PreciseCache: Precise Feature Caching for Efficient and High-fidelity Video Generation¶

Conference: ICLR 2026 arXiv: 2603.00976 Code: None Area: Video Generation / Inference Acceleration Keywords: Feature caching, video diffusion, low-frequency difference, step-level caching, block-level caching

TL;DR¶

This paper proposes PreciseCache — a plug-and-play acceleration framework that precisely detects and skips genuinely redundant computations in video generation. It consists of LFCache (step-level, based on a Low-Frequency Difference (LFD) metric) and BlockCache (block-level, based on an input-output difference metric), achieving an average 2.6× speedup with negligible quality degradation on mainstream models such as Wan2.1-14B.

Background & Motivation¶

Background: Video diffusion models (e.g., Sora, HunyuanVideo, CogVideoX, Wan2.1) continue to improve in generation quality, but inference remains extremely slow — Wan2.1-14B requires approximately 907 seconds to generate a single 720P video on 4 A800 GPUs. Feature caching is currently the dominant training-free acceleration method, which skips network inference for certain steps by reusing cached features from previous denoising steps.

Limitations of Prior Work:

Uniform caching strategies (e.g., PAB): Cache every \(n\) steps, ignoring the varying contributions of different denoising steps to final generation quality — high-noise steps establish the structural and content information of the video (non-skippable), while low-noise steps refine high-frequency details (safely skippable).
Existing adaptive caching methods: Require complex additional fitting or extensive hyperparameter tuning, and the caching criteria remain insufficiently precise.
Using adjacent-step prediction differences as caching indicators directly (e.g., TeaCache): Such indicators exhibit weak correlation with final generation quality, leading to suboptimal caching strategies.

Key Challenge: How to design a runtime-adaptive caching criterion that can precisely distinguish between "genuinely redundant computation" and "computation critical to generation quality," so as to maximize speedup while preserving video quality?

Goal: This paper proposes Low-Frequency Difference (LFD) as a precise metric for step-level redundancy — grounded in the key insight that the diffusion process models low-frequency structural information during high-noise stages (important) and refines high-frequency details during low-noise stages (cacheable).
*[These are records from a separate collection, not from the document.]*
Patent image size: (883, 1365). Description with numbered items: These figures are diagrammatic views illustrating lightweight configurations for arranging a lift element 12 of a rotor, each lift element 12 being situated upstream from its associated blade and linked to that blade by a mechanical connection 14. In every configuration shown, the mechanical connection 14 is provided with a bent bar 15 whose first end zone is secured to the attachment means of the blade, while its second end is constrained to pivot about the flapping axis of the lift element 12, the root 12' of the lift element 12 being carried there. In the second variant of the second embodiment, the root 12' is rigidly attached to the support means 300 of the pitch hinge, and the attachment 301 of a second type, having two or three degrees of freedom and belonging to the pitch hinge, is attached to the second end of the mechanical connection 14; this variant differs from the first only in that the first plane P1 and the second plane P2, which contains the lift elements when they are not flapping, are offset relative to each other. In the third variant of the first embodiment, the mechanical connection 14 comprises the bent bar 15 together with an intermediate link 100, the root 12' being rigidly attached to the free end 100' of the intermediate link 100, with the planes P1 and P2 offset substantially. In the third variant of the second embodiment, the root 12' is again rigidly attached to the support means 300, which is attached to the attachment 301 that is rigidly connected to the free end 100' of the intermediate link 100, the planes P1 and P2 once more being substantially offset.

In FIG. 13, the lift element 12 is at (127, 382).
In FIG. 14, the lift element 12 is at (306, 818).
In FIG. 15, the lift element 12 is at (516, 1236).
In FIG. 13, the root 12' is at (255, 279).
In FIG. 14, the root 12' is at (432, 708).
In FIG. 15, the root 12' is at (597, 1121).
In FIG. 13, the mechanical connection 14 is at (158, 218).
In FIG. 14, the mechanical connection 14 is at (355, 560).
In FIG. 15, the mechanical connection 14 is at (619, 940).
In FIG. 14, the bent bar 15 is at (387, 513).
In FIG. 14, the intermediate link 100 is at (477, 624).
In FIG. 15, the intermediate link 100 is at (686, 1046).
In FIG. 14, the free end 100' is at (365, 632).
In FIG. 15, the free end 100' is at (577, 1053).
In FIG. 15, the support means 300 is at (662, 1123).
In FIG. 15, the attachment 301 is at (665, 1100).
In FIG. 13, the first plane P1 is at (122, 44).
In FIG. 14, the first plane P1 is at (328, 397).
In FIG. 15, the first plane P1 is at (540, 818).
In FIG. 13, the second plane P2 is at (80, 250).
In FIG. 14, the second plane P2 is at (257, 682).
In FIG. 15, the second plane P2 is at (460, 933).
LFD is shown to be highly consistent with the impact of caching on final video quality.

Method¶

Overall Architecture¶

PreciseCache consists of two complementary caching mechanisms:

LFCache (step-level caching): At each denoising step, the low-frequency difference (LFD) between the current step and the last cached step is computed as the caching decision metric. If LFD is below a threshold, the step is skipped (cached features reused); otherwise, full inference is executed.
BlockCache (block-level caching): Within steps not skipped by LFCache, the redundancy of each Transformer block is further analyzed. Only pivotal blocks — those that significantly modify input features — are retained; non-pivotal blocks are skipped.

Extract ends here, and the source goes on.